Jay Lenos blue sport jackets pinstripes provided a fine example of the Panasonics superior image. Both panels reproduced the pinstripes; but they were more distinct on the TH-50PZ750. The effect is not subtle; five friends performed the side-by-side tests with a variety of source material. They all picked the Panasonic as the best panel.
In conclusion, the Panasonic TH-50PZ750 is simply the best high definition display I have ever reviewed. With a retail of $3999 and an expected street price that will be even lower, I would also consider it a bargain.
mnnc posts on November 05, 2007 21:07
zildjian, post: 325264
How much benefit would the HD-A2 player provide to those of us with HDMI version 1.1 receivers (like my Denon AVR-3806)? The DD+ and TrueHD capabilities in receivers didn't begin until HDMI version 1.3 correct?

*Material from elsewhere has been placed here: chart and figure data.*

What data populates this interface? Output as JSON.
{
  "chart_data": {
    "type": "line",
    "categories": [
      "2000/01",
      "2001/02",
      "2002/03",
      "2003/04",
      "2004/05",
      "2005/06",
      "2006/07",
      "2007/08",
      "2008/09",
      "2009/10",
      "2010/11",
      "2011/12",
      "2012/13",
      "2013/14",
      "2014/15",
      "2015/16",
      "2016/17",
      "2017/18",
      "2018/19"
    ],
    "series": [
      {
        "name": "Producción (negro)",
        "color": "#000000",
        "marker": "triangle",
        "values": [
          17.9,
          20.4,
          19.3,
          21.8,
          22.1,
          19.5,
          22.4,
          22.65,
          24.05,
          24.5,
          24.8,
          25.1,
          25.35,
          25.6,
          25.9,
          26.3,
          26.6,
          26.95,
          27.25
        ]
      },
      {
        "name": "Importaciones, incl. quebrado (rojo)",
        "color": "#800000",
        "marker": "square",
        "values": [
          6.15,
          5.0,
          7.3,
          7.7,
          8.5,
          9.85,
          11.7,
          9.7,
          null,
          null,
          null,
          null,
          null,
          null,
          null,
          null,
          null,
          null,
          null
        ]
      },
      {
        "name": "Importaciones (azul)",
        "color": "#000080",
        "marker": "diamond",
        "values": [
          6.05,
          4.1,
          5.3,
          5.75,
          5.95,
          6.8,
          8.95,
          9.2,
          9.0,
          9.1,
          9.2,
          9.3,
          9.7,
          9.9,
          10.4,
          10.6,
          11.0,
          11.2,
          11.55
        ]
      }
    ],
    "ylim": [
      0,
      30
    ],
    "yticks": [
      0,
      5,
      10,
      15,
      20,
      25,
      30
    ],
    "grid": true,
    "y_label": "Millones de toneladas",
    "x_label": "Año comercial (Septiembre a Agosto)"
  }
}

If the player converts the DD+ or TrueHD signal to PCM and sent it over HDMI, would that conversion to PCM be at the same quality (96 kHz / 24-bit or whatever the source is) as the lossless signal if sent to a TrueHD or DD+ compatible receiver? Just wondering if we'd be losing out on any audio quality by not having a HDMI 1.3 receiver trying to use HD audio formats.
Edit: Also, how noisy is the transport for everybody else? I saw Clint's review said his was audible from 20 feet away. Is it THAT bad for everybody else?
The door/transport opening/closing is kind of clunky but that's it. I mean, it's just heard while loading and unloading right? I can live with that for sure. The fan noise is not bad for me either. Not audible when source playing and audible from a few feet away in a dead quiet room. All these ‘noises’ are left up to the user as acceptable or not. I personally am not that picky when it comes to these issues mentioned.
patnshan posts on November 05, 2007 14:04
Electone, post: 324951
The A2 downmixes the new hi-rez audio tracks down to 1.5mbps DTS over toslink optical and it sounds fantastic. I run my A2 with analog component video and toslink optical to my Yamaha RX-V2400.
For now, HDMI is not an issue for me.
It's not an issue until you hear the difference. I am glad you are happy but certain you'd notice the difference with the True HD.
patnshan posts on November 05, 2007 14:02
Hi Ho, post: 324434
Yes, my HD-A2 passes DD+ and TrueHD to my RX-V2700 with no problems and the audio quality is amazing. The difference in sound quality between standard DVDs and HD-DVDs was truly surprising.
Ditto here. We were actually watching TMNT on HD DVD the other night. I checked the audio settings and didn't realize it was on DD. I changed it to True HD and noticed a HUGE difference. Now I will check every disc before watching it to make sure this is what is selected.